Évolution de la consommation sur les dernières années
La consommation française d’électricité, corrigée des aléas météorologiques et des effets calendaires, s’est maintenue à des niveaux relativement stables sur la période 2010-2019. Cette tendance, constatée autant en France qu’en Europe, s’explique essentiellement par :
- Un ralentissement de la croissance économique à la suite de la crise financière de 2008, ainsi qu’une croissance démographique plus faible
- La poursuite de la tertiarisation de l’activité économique, moins consommatrice d’électricité que l’activité industrielle, en recul en France depuis les années 1990, ainsi que la modification du tissu industriel français (stagnation de l’industrie manufacturière et évolutions structurelles en faveur d’une industrie de haute technologie).
- Un renforcement des mesures d’efficacité énergétique au sein des bâtiments et de performance des équipements, conduisant à réduire considérablement la consommation d’électricité pour un besoin identique
Cette phase de stabilité a été suivie en 2020 par un net recul lié aux épisodes de confinement et à la réduction de l’activité économique du fait de la crise sanitaire, dont les effets se sont fait ressentir jusqu’à mi-2021. Au cours de la deuxième moitié de l’année 2021, la consommation a retrouvé des niveaux proches de ceux d’avant-crise sanitaire, en lien avec une reprise économique marquée sur les deux derniers trimestres. Sur l’ensemble de l’année 2021, la consommation est restée légèrement inférieure à ses niveaux d’avant-crise sanitaire (-1,9 % par rapport à 2019).
En 2022, la consommation corrigée des aléas climatiques et des effets calendaires (ce qui permet une comparaison d’une année sur l’autre et une identification des effets structurels qui affectent le niveau de consommation), a représenté un volume de 459,3 TWh, soit une diminution de 1,7 % par rapport à 2021. Ce niveau de consommation est plus faible que celui enregistré en 2020 (461 TWh), année pourtant largement marquée par les restrictions dues aux confinements et le recul de l’activité économique du fait de la crise sanitaire. Il faut remonter jusqu’en 2005 pour trouver un niveau de consommation électrique corrigé du climat (453 TWh) inférieur à celui de 2022. À cette époque, en effet, la consommation française n'avait pas encore atteint le "plateau" de relative stabilité des années 2010.

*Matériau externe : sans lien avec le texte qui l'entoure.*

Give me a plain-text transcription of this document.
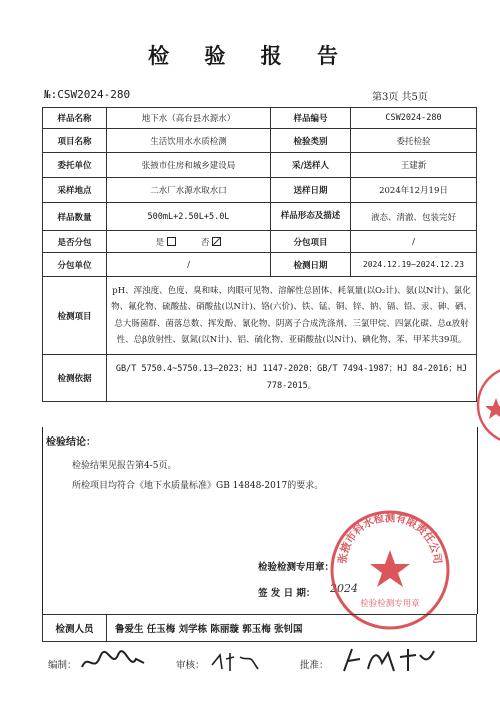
检 验 报 告
№:CSW2024-280	第3页 共5页
样品名称	地下水（高台县水源水）	样品编号	CSW2024-280
项目名称	生活饮用水水质检测	检验类别	委托检验
委托单位	张掖市住房和城乡建设局	采/送样人	王建新
采样地点	二水厂水源水取水口	送样日期	2024年12月19日
样品数量	500mL+2.50L+5.0L	样品形态及描述	液态、清澈、包装完好
是否分包	是 否	分包项目	/
分包单位	/	检测日期	2024.12.19~2024.12.23
检测项目	pH、浑浊度、色度、臭和味、肉眼可见物、溶解性总固体、耗氧量(以O₂计)、氨(以N计)、氯化物、氟化物、硫酸盐、硝酸盐(以N计)、铬(六价)、铁、锰、铜、锌、钠、镉、铅、汞、砷、硒、总大肠菌群、菌落总数、挥发酚、氰化物、阴离子合成洗涤剂、三氯甲烷、四氯化碳、总α放射性、总β放射性、氨氮(以N计)、铝、硫化物、亚硝酸盐(以N计)、碘化物、苯、甲苯共39项。		
检测依据	GB/T 5750.4~5750.13—2023；HJ 1147-2020；GB/T 7494-1987；HJ 84-2016；HJ 778-2015。		
检验结论：
检验结果见报告第4-5页。
所检项目均符合《地下水质量标准》GB 14848-2017的要求。
检验检测专用章：
签 发 日 期： 2024
张掖市科水检测有限责任公司
检验检测专用章
检测人员	鲁爱生 任玉梅 刘学栋 陈丽璇 郭玉梅 张钊国
编制：	审核：	批准：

Evolution de la consommation corrigée
- Année incomplète
- Données provisoires
Détails et source
Ce graphique présente une vision annuelle et mensuelle de la consommation d’électricité corrigée des aléas climatiques
Évolution au cours de l’année 2022
Sur la première partie de l’année 2022, la consommation est restée relativement proche des niveaux les plus faibles observés au cours de la période 2014-2019 malgré une forte hausse des prix sur les marchés de gros de l’électricité. En effet, ces derniers ne se répercutent que partiellement et de manière progressive sur les prix payés par les consommateurs finals, en fonction des tarifs auxquels ils souscrivent et des mécanismes de protection dont ils bénéficient. Ainsi, du fait des mesures mises en place pour la protection des consommateurs depuis l’automne 2021 (plafonnement des tarifs réglementés de vente via la mise en place d’un bouclier énergétique, augmentation du plafond ARENH, baisse de la TICFE), l’inflation énergétique en France a été parmi les plus faibles en Europe, ce qui a contribué à limiter les effets de la hausse des prix, en particulier pour les consommateurs résidentiels (dont l’augmentation des tarifs règlementés de vente de l’électricité a été contenue à 4 % à partir du mois de février).

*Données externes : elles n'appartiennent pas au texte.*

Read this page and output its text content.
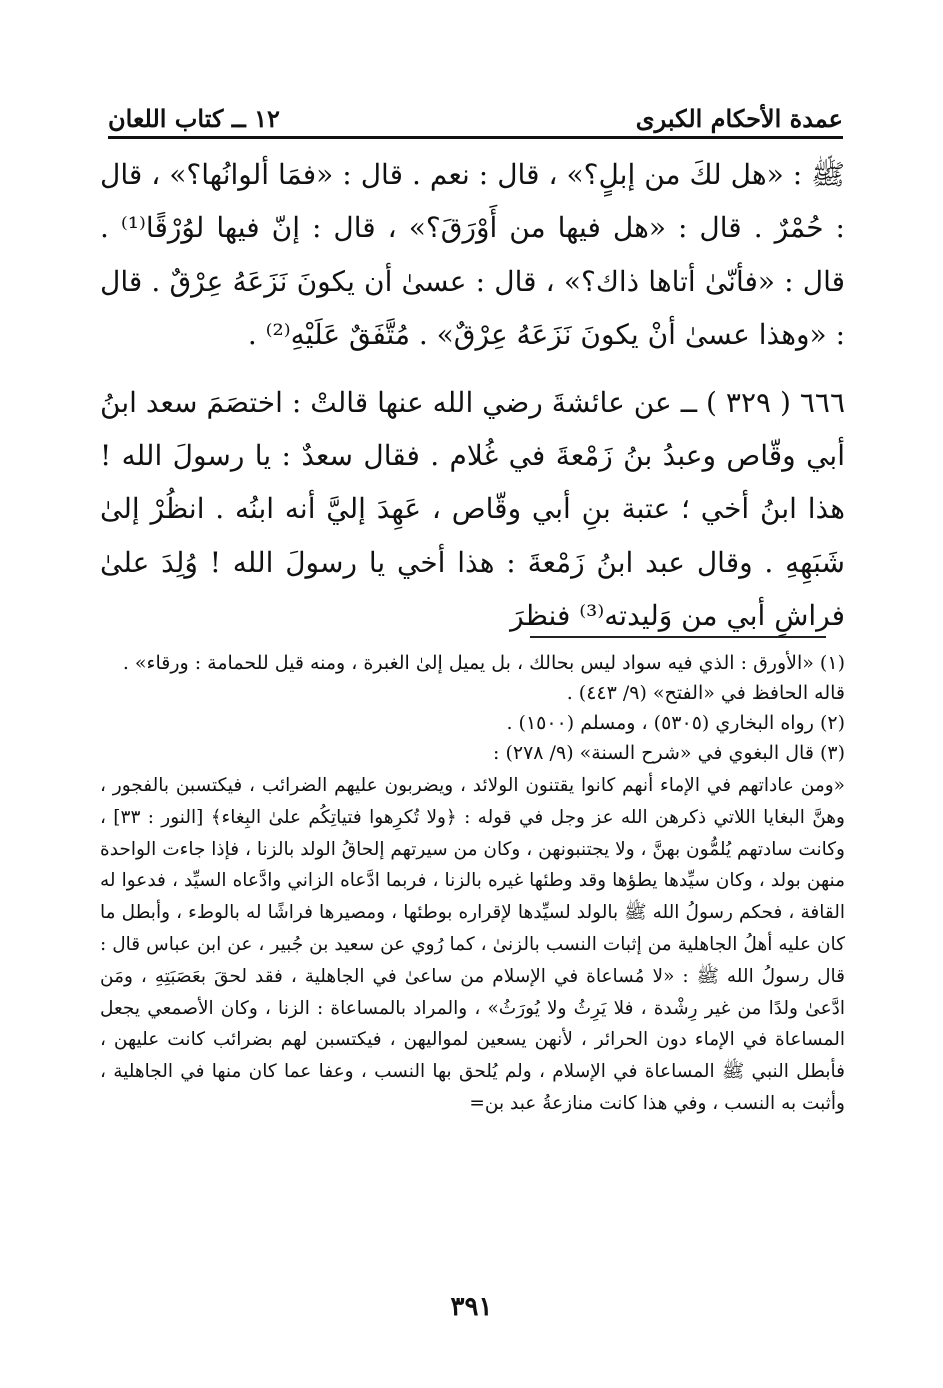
عمدة الأحكام الكبرى
١٢ ــ كتاب اللعان

ﷺ : «هل لكَ من إبلٍ؟» ، قال : نعم . قال : «فمَا ألوانُها؟» ، قال : حُمْرٌ . قال : «هل فيها من أَوْرَقَ؟» ، قال : إنّ فيها لوُرْقًا⁽¹⁾ . قال : «فأنّىٰ أتاها ذاك؟» ، قال : عسىٰ أن يكونَ نَزَعَهُ عِرْقٌ . قال : «وهذا عسىٰ أنْ يكونَ نَزَعَهُ عِرْقٌ» . مُتَّفَقٌ عَلَيْهِ⁽²⁾ .

٦٦٦ ( ٣٢٩ ) ــ عن عائشةَ رضي الله عنها قالتْ : اختصَمَ سعد ابنُ أبي وقّاص وعبدُ بنُ زَمْعةَ في غُلام . فقال سعدٌ : يا رسولَ الله ! هذا ابنُ أخي ؛ عتبة بنِ أبي وقّاص ، عَهِدَ إليَّ أنه ابنُه . انظُرْ إلىٰ شَبَهِهِ . وقال عبد ابنُ زَمْعةَ : هذا أخي يا رسولَ الله ! وُلِدَ علىٰ فراشِ أبي من وَليدته⁽³⁾ فنظرَ

(١) «الأورق : الذي فيه سواد ليس بحالك ، بل يميل إلىٰ الغبرة ، ومنه قيل للحمامة : ورقاء» . قاله الحافظ في «الفتح» (٩/ ٤٤٣) .

(٢) رواه البخاري (٥٣٠٥) ، ومسلم (١٥٠٠) .

(٣) قال البغوي في «شرح السنة» (٩/ ٢٧٨) :

«ومن عاداتهم في الإماء أنهم كانوا يقتنون الولائد ، ويضربون عليهم الضرائب ، فيكتسبن بالفجور ، وهنَّ البغايا اللاتي ذكرهن الله عز وجل في قوله : ﴿ولا تُكرِهوا فتياتِكُم علىٰ البِغاء﴾ [النور : ٣٣] ، وكانت سادتهم يُلمُّون بهنَّ ، ولا يجتنبونهن ، وكان من سيرتهم إلحاقُ الولد بالزنا ، فإذا جاءت الواحدة منهن بولد ، وكان سيِّدها يطؤها وقد وطئها غيره بالزنا ، فربما ادَّعاه الزاني وادَّعاه السيِّد ، فدعوا له القافة ، فحكم رسولُ الله ﷺ بالولد لسيِّدها لإقراره بوطئها ، ومصيرها فراشًا له بالوطء ، وأبطل ما كان عليه أهلُ الجاهلية من إثبات النسب بالزنىٰ ، كما رُوي عن سعيد بن جُبير ، عن ابن عباس قال : قال رسولُ الله ﷺ : «لا مُساعاة في الإسلام من ساعىٰ في الجاهلية ، فقد لحقَ بعَصَبَتِهِ ، ومَن ادَّعىٰ ولدًا من غير رِشْدة ، فلا يَرِثُ ولا يُورَثُ» ، والمراد بالمساعاة : الزنا ، وكان الأصمعي يجعل المساعاة في الإماء دون الحرائر ، لأنهن يسعين لمواليهن ، فيكتسبن لهم بضرائب كانت عليهن ، فأبطل النبي ﷺ المساعاة في الإسلام ، ولم يُلحق بها النسب ، وعفا عما كان منها في الجاهلية ، وأثبت به النسب ، وفي هذا كانت منازعةُ عبد بن=

٣٩١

Compte tenu de la situation particulièrement tendue qui se préfigurait pour le système électrique et plus largement pour les approvisionnements en énergie sur l’automne et l’hiver 2022/2023, des préconisations en matière de sobriété énergétique ont été diffusées dès la fin de l’été, visant à réduire d’une part le risque pesant sur la sécurité d’approvisionnement électrique, et d’autre part à maintenir un bon niveau de remplissage des stocks de gaz.
- En août 2022, l’Union européenne a adopté le règlement 2022/1369 qui prévoit une réduction volontaire de la demande de gaz naturel d’au moins 15 % au cours de la période allant du 1er août 2022 au 31 mars 2023, et qui donne au Conseil la possibilité de déclarer une alerte déclenchant une obligation de réduction.
- Le 6 octobre 2022, le gouvernement a présenté un plan de sobriété1 ayant pour objectif une réduction de la consommation énergétique de 10 % à l’horizon 2024. Ce plan repose à la fois sur l’incitation à des éco-gestes citoyens, tels que la réduction de la température de chauffage de consigne ou le décalage du début de la période de chauffage, et à des actions dans les entreprises et les administrations publiques ou les collectivités territoriales comme la réduction de l’utilisation d’eau chaude sanitaire dans les bâtiments, une baisse des températures de chauffage, ou une réduction des périodes et de l’intensité d’éclairage public. Le plan de sobriété incite également les consommateurs à décaler les usages de l’électricité pour réduire les pics de consommation lors des heures de pointe.
- Le 6 octobre 2022 également, l’Union Européenne a adopté un règlement d’urgence pour faire face aux prix élevés de l’énergie (règlement 2022/1854), contenant une série de mesures concernant la consommation, les recettes des acteurs de marché et la fixation des prix. Ce règlement impose aux États membres de réduire la consommation d’électricité d’au moins 5 % sur les heures de pointe définies par chaque pays, et de viser une réduction totale de la consommation d’électricité de 10 % sur la période allant du 1er décembre 2022 au 31 mars 2023.
- Un dispositif temporaire (pour 6 mois à partir du 15 octobre 2022 et jusqu’au 15 avril 2023) de décalage du fonctionnement des ballons d’eau chaude sanitaires des heures creuses méridiennes (12h-14h) vers la nuit est également entré en vigueur depuis la mi-octobre, ce qui a permis de lisser les appels de puissance en milieu de journée.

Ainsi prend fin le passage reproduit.